The American perception of life during World War Two is cast in images of women working, doing jobs traditionally reserved for men, of busy factories, constantly turning out munitions of war, ration books, victory gardens, and pictures of heroic looking young men in uniform occupying places of honor on walls, mantelpieces, and end tables all over America. The reality and horror of war was far away - not so for Mrs. Irma Seidenman.
Andrzej Szczypiorski's The Beautiful Mrs. Seidenman is a novel set in Nazi-occupied Poland during WW II. Born in Warsaw in 1924, Mr. Szczypiorski fought in the Polish Resistance, took part in the Warsaw uprising in 1944, and served time in a German concentration camp. Drawing on his wartime experience, Szczypiorski assembles a montage of characters struggling for survival in wartime Warsaw, cleverly knitting their experiences within the lives of his main characters, Pawelek Kry ski and Irma Seidenman.
Mrs. Seidenman had been a neighbor of the Kry skis before the war. A beautiful Nordic looking woman, Irma has been able to elude the Nazis, dodging the fate of the rest of Warsaw's Jewish community. Irma possesses two crucial attributes, blue eyes and blonde hair, that have, with the help of forged papers, established her as Mrs. Maria Magdalena Grotomska, the widow of a Polish Army officer.

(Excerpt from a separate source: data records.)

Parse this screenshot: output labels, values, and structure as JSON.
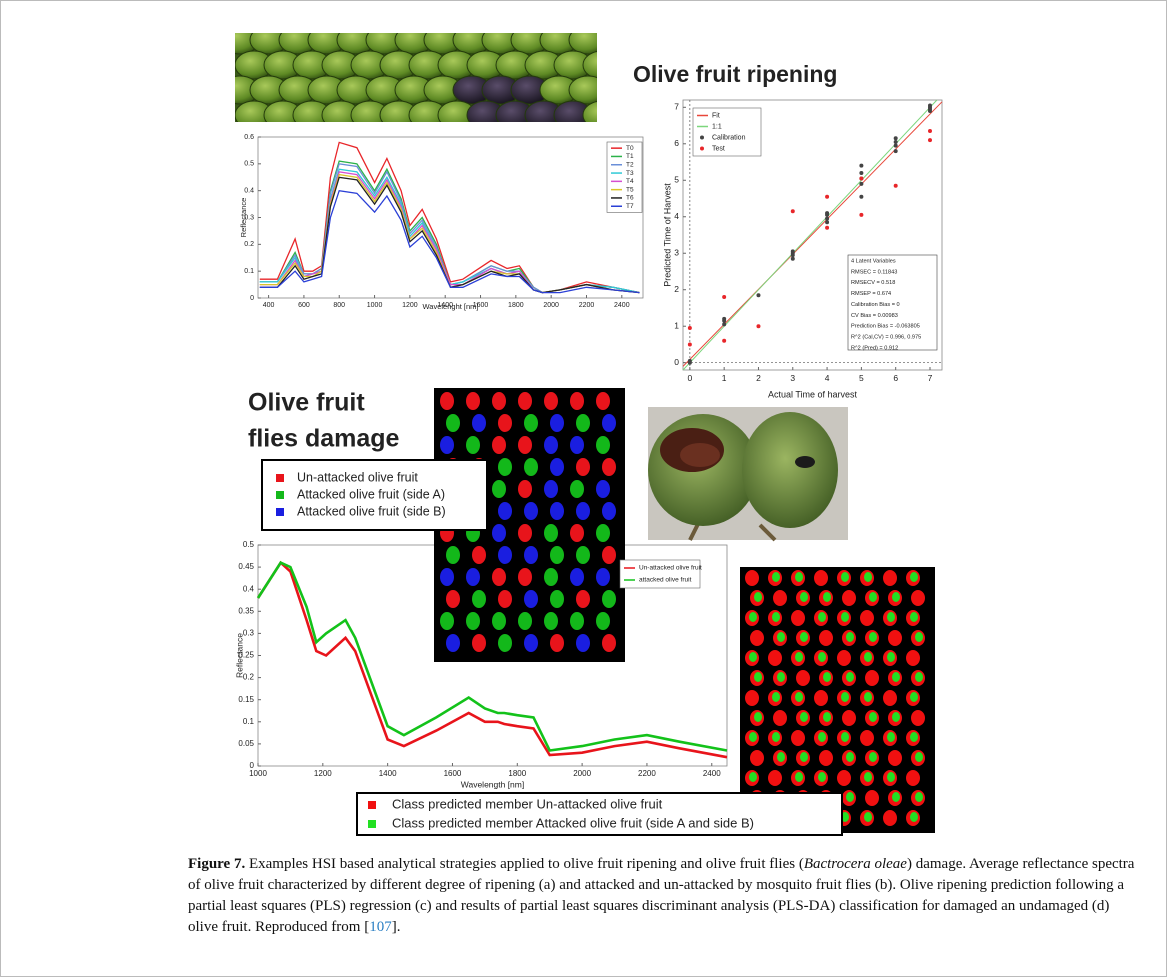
{
  "heading_ripening": "Olive fruit ripening",
  "heading_damage": [
    "Olive fruit",
    "flies damage"
  ],
  "legend_classes": [
    {
      "label": "Un-attacked olive fruit",
      "color": "#e8141b"
    },
    {
      "label": "Attacked olive fruit (side A)",
      "color": "#13b81a"
    },
    {
      "label": "Attacked olive fruit (side B)",
      "color": "#1a1ee0"
    }
  ],
  "legend_predicted": [
    {
      "label": "Class predicted member Un-attacked olive fruit",
      "color": "#f01010"
    },
    {
      "label": "Class predicted member Attacked olive fruit (side A and side B)",
      "color": "#22e022"
    }
  ],
  "chart_data": [
    {
      "type": "line",
      "x_label": "Wavelenght [nm]",
      "y_label": "Reflectance",
      "x": [
        350,
        450,
        550,
        600,
        650,
        700,
        750,
        800,
        900,
        1000,
        1070,
        1150,
        1200,
        1270,
        1350,
        1430,
        1500,
        1660,
        1750,
        1820,
        1900,
        1950,
        2050,
        2200,
        2350,
        2500
      ],
      "series": [
        {
          "name": "T0",
          "color": "#e8262a",
          "values": [
            0.07,
            0.07,
            0.22,
            0.1,
            0.1,
            0.12,
            0.45,
            0.58,
            0.56,
            0.43,
            0.52,
            0.4,
            0.27,
            0.33,
            0.22,
            0.06,
            0.07,
            0.14,
            0.11,
            0.12,
            0.04,
            0.02,
            0.03,
            0.06,
            0.04,
            0.02
          ]
        },
        {
          "name": "T1",
          "color": "#2bb24a",
          "values": [
            0.06,
            0.06,
            0.17,
            0.09,
            0.09,
            0.11,
            0.4,
            0.51,
            0.5,
            0.4,
            0.48,
            0.37,
            0.25,
            0.3,
            0.2,
            0.05,
            0.06,
            0.12,
            0.1,
            0.11,
            0.04,
            0.02,
            0.03,
            0.05,
            0.04,
            0.02
          ]
        },
        {
          "name": "T2",
          "color": "#6a8fd8",
          "values": [
            0.06,
            0.06,
            0.16,
            0.09,
            0.09,
            0.11,
            0.39,
            0.5,
            0.49,
            0.39,
            0.47,
            0.36,
            0.24,
            0.29,
            0.19,
            0.05,
            0.06,
            0.12,
            0.1,
            0.1,
            0.04,
            0.02,
            0.03,
            0.05,
            0.04,
            0.02
          ]
        },
        {
          "name": "T3",
          "color": "#2fc9d6",
          "values": [
            0.06,
            0.06,
            0.15,
            0.08,
            0.09,
            0.1,
            0.37,
            0.48,
            0.47,
            0.38,
            0.45,
            0.35,
            0.23,
            0.28,
            0.18,
            0.05,
            0.06,
            0.11,
            0.09,
            0.1,
            0.03,
            0.02,
            0.03,
            0.05,
            0.04,
            0.02
          ]
        },
        {
          "name": "T4",
          "color": "#d64fd0",
          "values": [
            0.05,
            0.05,
            0.14,
            0.08,
            0.09,
            0.1,
            0.36,
            0.47,
            0.46,
            0.37,
            0.44,
            0.34,
            0.22,
            0.27,
            0.18,
            0.05,
            0.05,
            0.11,
            0.09,
            0.1,
            0.03,
            0.02,
            0.03,
            0.05,
            0.03,
            0.02
          ]
        },
        {
          "name": "T5",
          "color": "#d9c62a",
          "values": [
            0.05,
            0.05,
            0.13,
            0.08,
            0.08,
            0.1,
            0.35,
            0.46,
            0.45,
            0.36,
            0.43,
            0.33,
            0.22,
            0.26,
            0.17,
            0.04,
            0.05,
            0.1,
            0.09,
            0.09,
            0.03,
            0.02,
            0.03,
            0.05,
            0.03,
            0.02
          ]
        },
        {
          "name": "T6",
          "color": "#222222",
          "values": [
            0.04,
            0.04,
            0.12,
            0.07,
            0.08,
            0.09,
            0.34,
            0.45,
            0.44,
            0.35,
            0.42,
            0.32,
            0.21,
            0.25,
            0.16,
            0.04,
            0.05,
            0.1,
            0.08,
            0.09,
            0.03,
            0.02,
            0.03,
            0.05,
            0.03,
            0.02
          ]
        },
        {
          "name": "T7",
          "color": "#2a3fd6",
          "values": [
            0.04,
            0.04,
            0.1,
            0.06,
            0.07,
            0.08,
            0.3,
            0.4,
            0.39,
            0.32,
            0.38,
            0.29,
            0.19,
            0.23,
            0.15,
            0.04,
            0.04,
            0.09,
            0.08,
            0.08,
            0.03,
            0.02,
            0.02,
            0.04,
            0.03,
            0.02
          ]
        }
      ],
      "xlim": [
        340,
        2520
      ],
      "ylim": [
        0,
        0.6
      ],
      "xticks": [
        400,
        600,
        800,
        1000,
        1200,
        1400,
        1600,
        1800,
        2000,
        2200,
        2400
      ],
      "yticks": [
        0,
        0.1,
        0.2,
        0.3,
        0.4,
        0.5,
        0.6
      ]
    },
    {
      "type": "scatter",
      "x_label": "Actual Time of harvest",
      "y_label": "Predicted Time of Harvest",
      "series": [
        {
          "name": "Fit",
          "color": "#e8473a",
          "style": "line",
          "x": [
            -0.2,
            7.35
          ],
          "values": [
            -0.1,
            7.15
          ]
        },
        {
          "name": "1:1",
          "color": "#7cd67c",
          "style": "line",
          "x": [
            -0.2,
            7.2
          ],
          "values": [
            -0.2,
            7.2
          ]
        },
        {
          "name": "Calibration",
          "color": "#444444",
          "style": "marker",
          "x": [
            0,
            0,
            1,
            1,
            1,
            2,
            3,
            3,
            3,
            3,
            4,
            4,
            4,
            4,
            5,
            5,
            5,
            5,
            5,
            6,
            6,
            6,
            6,
            7,
            7,
            7,
            7
          ],
          "values": [
            0,
            0.05,
            1.05,
            1.15,
            1.2,
            1.85,
            2.85,
            2.95,
            3.05,
            3.0,
            3.85,
            3.95,
            4.05,
            4.1,
            4.55,
            4.9,
            5.05,
            5.2,
            5.4,
            5.8,
            5.95,
            6.05,
            6.15,
            6.9,
            7.0,
            7.05,
            6.95
          ]
        },
        {
          "name": "Test",
          "color": "#e8262a",
          "style": "marker",
          "x": [
            0,
            0,
            1,
            1,
            2,
            3,
            4,
            4,
            5,
            5,
            6,
            7,
            7
          ],
          "values": [
            0.95,
            0.5,
            1.8,
            0.6,
            1.0,
            4.15,
            4.55,
            3.7,
            5.05,
            4.05,
            4.85,
            6.35,
            6.1
          ]
        }
      ],
      "annotations": [
        "4 Latent Variables",
        "RMSEC = 0.11843",
        "RMSECV = 0.518",
        "RMSEP = 0.674",
        "Calibration Bias = 0",
        "CV Bias = 0.00983",
        "Prediction Bias = -0.063805",
        "R^2 (Cal,CV) = 0.996, 0.975",
        "R^2 (Pred) = 0.912"
      ],
      "xlim": [
        -0.2,
        7.35
      ],
      "ylim": [
        -0.2,
        7.2
      ],
      "xticks": [
        0,
        1,
        2,
        3,
        4,
        5,
        6,
        7
      ],
      "yticks": [
        0,
        1,
        2,
        3,
        4,
        5,
        6,
        7
      ]
    },
    {
      "type": "line",
      "x_label": "Wavelength [nm]",
      "y_label": "Reflectance",
      "x": [
        1000,
        1070,
        1100,
        1150,
        1180,
        1210,
        1270,
        1300,
        1350,
        1400,
        1450,
        1550,
        1650,
        1700,
        1740,
        1760,
        1800,
        1850,
        1900,
        2000,
        2100,
        2200,
        2300,
        2447
      ],
      "series": [
        {
          "name": "Un-attacked olive fruit",
          "color": "#e8141b",
          "values": [
            0.38,
            0.46,
            0.44,
            0.33,
            0.26,
            0.25,
            0.29,
            0.26,
            0.16,
            0.06,
            0.045,
            0.08,
            0.12,
            0.1,
            0.1,
            0.095,
            0.09,
            0.085,
            0.025,
            0.03,
            0.045,
            0.055,
            0.04,
            0.02
          ]
        },
        {
          "name": "attacked olive fruit",
          "color": "#13c21a",
          "values": [
            0.38,
            0.46,
            0.45,
            0.36,
            0.28,
            0.3,
            0.33,
            0.29,
            0.19,
            0.09,
            0.07,
            0.11,
            0.155,
            0.13,
            0.12,
            0.12,
            0.115,
            0.11,
            0.035,
            0.045,
            0.06,
            0.07,
            0.055,
            0.035
          ]
        }
      ],
      "xlim": [
        1000,
        2447
      ],
      "ylim": [
        0,
        0.5
      ],
      "xticks": [
        1000,
        1200,
        1400,
        1600,
        1800,
        2000,
        2200,
        2400
      ],
      "yticks": [
        0,
        0.05,
        0.1,
        0.15,
        0.2,
        0.25,
        0.3,
        0.35,
        0.4,
        0.45,
        0.5
      ]
    }
  ],
  "caption": {
    "label": "Figure 7.",
    "text_1": "Examples HSI based analytical strategies applied to olive fruit ripening and olive fruit flies (",
    "species": "Bactrocera oleae",
    "text_2": ") damage. Average reflectance spectra of olive fruit characterized by different degree of ripening (a) and attacked and un-attacked by mosquito fruit flies (b). Olive ripening prediction following a partial least squares (PLS) regression (c) and results of partial least squares discriminant analysis (PLS-DA) classification for damaged an undamaged (d) olive fruit. Reproduced from [",
    "ref": "107",
    "text_3": "]."
  }
}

With the help of Pawelek, who is obviously in love with her, she has been able to blend in with the rest of the Polish population, until one fateful day, when she rounds the corner of a Warsaw building and comes face to face with Bronek Blutman. Blutman is a Nazi toady, a nefarious Jew who is surviving by fingering Warsaw Jews who have escaped the Nazi net.
Using the narration of Mrs. Seidenman's rescue, Szczypiorski, interjects the lives of a collage of Warsaw's inhabitants caught up in the terror of the Nazi occupation. His prose successfully instills the sense of despair felt by Pawelek's friend Henio as he decides to return to the ghetto. It is through Szczypiorski's eloquence, we experience the dignity of judge Kujawski and the conniving tactics of Lolo, we pity the Jewish lawyer Fichtelbaum and hate the consciencelessness of the Gestapo officer Stuckler.
Szczypiorski's novel exposes the American audience to a harsher reality of the War. His vignettes draw a poignant picture of individual responses to the Nazi terror in an easily readable style that transports the reader into the lives of his characters. The Beautiful Mrs. Seidenman is an enlightening account of the War experience viewed from the perspectives of the many innocents trapped in its inhumanity.